O concurso da Controladoria teve duas etapas, uma prova objetiva e um curso de formação. A primeira fase ocorreu em 2010, último ano da primeira gestão Eduardo Campos. Mas o governo deixou de lado a segunda etapa. Eduardo encerrou sua segunda gestão, rumo à campanha pelo Planalto, e o resultado da segunda etapa só foi homologado nos primeiros dias da gestão João Lyra.

Em agosto de 2013, uma comissão de aprovados brigou na Justiça para o governo realizar a segunda etapa do concurso, o curso de formação, e finalizar a seletiva. Em dezembro passado o TCE recomendou a contratação do pessoal em sua análise das contas estaduais de 2012: afirmou que o governo deveria “estruturar” a CGE “por meio da nomeação de quadro efetivo através do concurso público em vigor, de forma que esta Secretaria desempenhe adequadamente o efetivo acompanhamento” das contas públicas.

Assim, depois de tudo isso o curso saiu. A homologação do resultado do concurso veio em 11 de abril passado. Parecia que era só contar os dias para a nomeação. Nada disso. Enquanto abriu concursos para outras áreas, o governo enfatiza o prazo máximo que tem para convocar o pessoal da Controladoria, de 2 anos, prorrogáveis por mais 2 anos – ou seja, até 2018.

“É o único concurso de Pernambuco em que aconteceu isso. É um descaso. A gente considera proposital”, diz Karlos Bungenstab, 30 anos, outro aprovado. Ele participa de uma comissão formada pelos concursados. “Essa é a atividade que fiscaliza as contas públicas de dentro, faz o controle interno. Existe recomendação do TCE e nada de nomeação. É muito estranho o que está acontecendo”, diz Karlos.

Com a Controladoria reforçada, seria possível fiscalizar melhor contratos como o do corredor Leste-Oeste e o Ramal da Copa. No conjunto, diz o Tribunal de Contas, quatro obras tiveram um gasto excessivo e passível de devolução pelas empreiteiras de R$ 82 milhões.
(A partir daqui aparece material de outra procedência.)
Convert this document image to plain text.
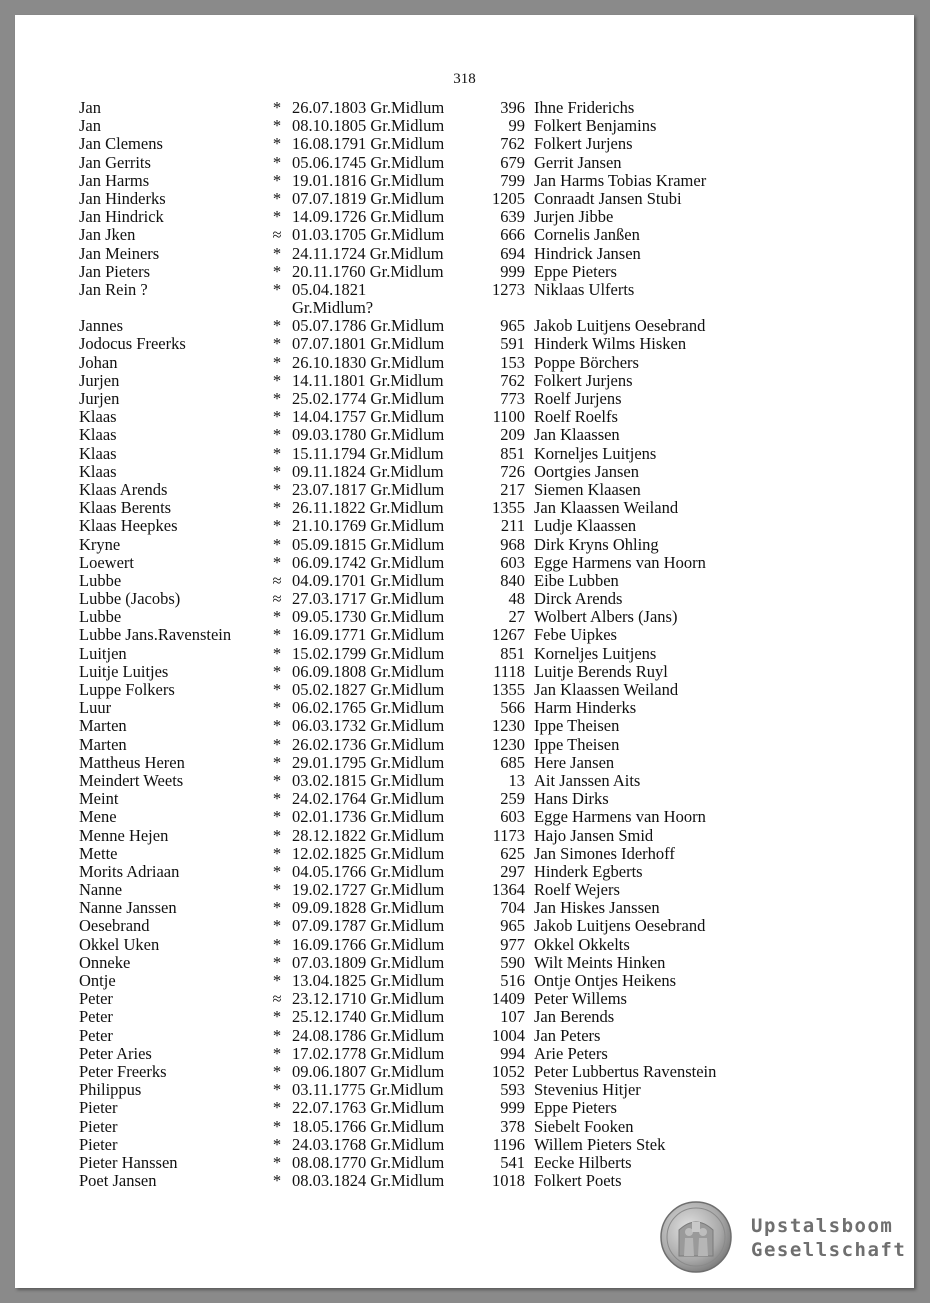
318
Jan	* 26.07.1803 Gr.Midlum	396 Ihne Friderichs
Jan	* 08.10.1805 Gr.Midlum	99 Folkert Benjamins
Jan Clemens	* 16.08.1791 Gr.Midlum	762 Folkert Jurjens
Jan Gerrits	* 05.06.1745 Gr.Midlum	679 Gerrit Jansen
Jan Harms	* 19.01.1816 Gr.Midlum	799 Jan Harms Tobias Kramer
Jan Hinderks	* 07.07.1819 Gr.Midlum	1205 Conraadt Jansen Stubi
Jan Hindrick	* 14.09.1726 Gr.Midlum	639 Jurjen Jibbe
Jan Jken	≈ 01.03.1705 Gr.Midlum	666 Cornelis Janßen
Jan Meiners	* 24.11.1724 Gr.Midlum	694 Hindrick Jansen
Jan Pieters	* 20.11.1760 Gr.Midlum	999 Eppe Pieters
Jan Rein ?	* 05.04.1821	1273 Niklaas Ulferts
Gr.Midlum?
Jannes	* 05.07.1786 Gr.Midlum	965 Jakob Luitjens Oesebrand
Jodocus Freerks	* 07.07.1801 Gr.Midlum	591 Hinderk Wilms Hisken
Johan	* 26.10.1830 Gr.Midlum	153 Poppe Börchers
Jurjen	* 14.11.1801 Gr.Midlum	762 Folkert Jurjens
Jurjen	* 25.02.1774 Gr.Midlum	773 Roelf Jurjens
Klaas	* 14.04.1757 Gr.Midlum	1100 Roelf Roelfs
Klaas	* 09.03.1780 Gr.Midlum	209 Jan Klaassen
Klaas	* 15.11.1794 Gr.Midlum	851 Korneljes Luitjens
Klaas	* 09.11.1824 Gr.Midlum	726 Oortgies Jansen
Klaas Arends	* 23.07.1817 Gr.Midlum	217 Siemen Klaasen
Klaas Berents	* 26.11.1822 Gr.Midlum	1355 Jan Klaassen Weiland
Klaas Heepkes	* 21.10.1769 Gr.Midlum	211 Ludje Klaassen
Kryne	* 05.09.1815 Gr.Midlum	968 Dirk Kryns Ohling
Loewert	* 06.09.1742 Gr.Midlum	603 Egge Harmens van Hoorn
Lubbe	≈ 04.09.1701 Gr.Midlum	840 Eibe Lubben
Lubbe (Jacobs)	≈ 27.03.1717 Gr.Midlum	48 Dirck Arends
Lubbe	* 09.05.1730 Gr.Midlum	27 Wolbert Albers (Jans)
Lubbe Jans.Ravenstein	* 16.09.1771 Gr.Midlum	1267 Febe Uipkes
Luitjen	* 15.02.1799 Gr.Midlum	851 Korneljes Luitjens
Luitje Luitjes	* 06.09.1808 Gr.Midlum	1118 Luitje Berends Ruyl
Luppe Folkers	* 05.02.1827 Gr.Midlum	1355 Jan Klaassen Weiland
Luur	* 06.02.1765 Gr.Midlum	566 Harm Hinderks
Marten	* 06.03.1732 Gr.Midlum	1230 Ippe Theisen
Marten	* 26.02.1736 Gr.Midlum	1230 Ippe Theisen
Mattheus Heren	* 29.01.1795 Gr.Midlum	685 Here Jansen
Meindert Weets	* 03.02.1815 Gr.Midlum	13 Ait Janssen Aits
Meint	* 24.02.1764 Gr.Midlum	259 Hans Dirks
Mene	* 02.01.1736 Gr.Midlum	603 Egge Harmens van Hoorn
Menne Hejen	* 28.12.1822 Gr.Midlum	1173 Hajo Jansen Smid
Mette	* 12.02.1825 Gr.Midlum	625 Jan Simones Iderhoff
Morits Adriaan	* 04.05.1766 Gr.Midlum	297 Hinderk Egberts
Nanne	* 19.02.1727 Gr.Midlum	1364 Roelf Wejers
Nanne Janssen	* 09.09.1828 Gr.Midlum	704 Jan Hiskes Janssen
Oesebrand	* 07.09.1787 Gr.Midlum	965 Jakob Luitjens Oesebrand
Okkel Uken	* 16.09.1766 Gr.Midlum	977 Okkel Okkelts
Onneke	* 07.03.1809 Gr.Midlum	590 Wilt Meints Hinken
Ontje	* 13.04.1825 Gr.Midlum	516 Ontje Ontjes Heikens
Peter	≈ 23.12.1710 Gr.Midlum	1409 Peter Willems
Peter	* 25.12.1740 Gr.Midlum	107 Jan Berends
Peter	* 24.08.1786 Gr.Midlum	1004 Jan Peters
Peter Aries	* 17.02.1778 Gr.Midlum	994 Arie Peters
Peter Freerks	* 09.06.1807 Gr.Midlum	1052 Peter Lubbertus Ravenstein
Philippus	* 03.11.1775 Gr.Midlum	593 Stevenius Hitjer
Pieter	* 22.07.1763 Gr.Midlum	999 Eppe Pieters
Pieter	* 18.05.1766 Gr.Midlum	378 Siebelt Fooken
Pieter	* 24.03.1768 Gr.Midlum	1196 Willem Pieters Stek
Pieter Hanssen	* 08.08.1770 Gr.Midlum	541 Eecke Hilberts
Poet Jansen	* 08.03.1824 Gr.Midlum	1018 Folkert Poets
Upstalsboom
Gesellschaft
É uma contradição amplificada pela Contas Abertas, organização não governamental referência no combate à corrupção e reconhecida até pelo governo de Pernambuco. Em 30 de maio passado, indicado ao topo de um ranking da ONG, o Estado divulgou comunicados e notícias em sites oficiais comemorando o reconhecimento da Contas Abertas, por ter o segundo melhor Portal da Transparência do Brasil.

Acontece que, no último dia 2, a mesma ONG mostrou o outro lado: o governo tem um ótimo site, mas para controlar gastos e combater a corrupção, sofre de falta de pessoal. A CGE tem só 72 analistas, enquanto a Lei Complementar 119, de 2008, define 180 cargos para a Controladoria. Mesmo se todos fossem nomeados amanhã, 14% das vagas previstas em lei ainda ficariam vazias.

Procurada, a CGE comunicou que a resposta caberia à Secretaria de Administração, que se posicionou por escrito. Ela enfatizou a homologação da segunda fase do concurso, iniciado em 2010, em abril passado. “Diante disso, as nomeações podem ocorrer dentro da validade do concurso, que se expira em 2016”, comunicou a secretaria. O fato de o prazo poder ser renovado por mais 2 anos joga o limite para 2018.

Gleisse Gonçalo, enquanto esperava a nomeação, foi aprovada em outros concursos. Atualmente ocupa uma vaga temporária na Controladoria Municipal do Recife, para a qual ironicamente foi treinada no ambiente da CGE, e foi aprovada para um cargo efetivo no Tribunal Regional Eleitoral (TRE) de São Paulo. “Posso ser chamada a qualquer momento para assumir no TRE. Mas o trabalho na Prefeitura do Recife me mostrou que tenho vocação para a Controladoria. Nasci para isso. Se eu já estiver lá e sair a nomeação, acho que eu volto”, diz Gleisse.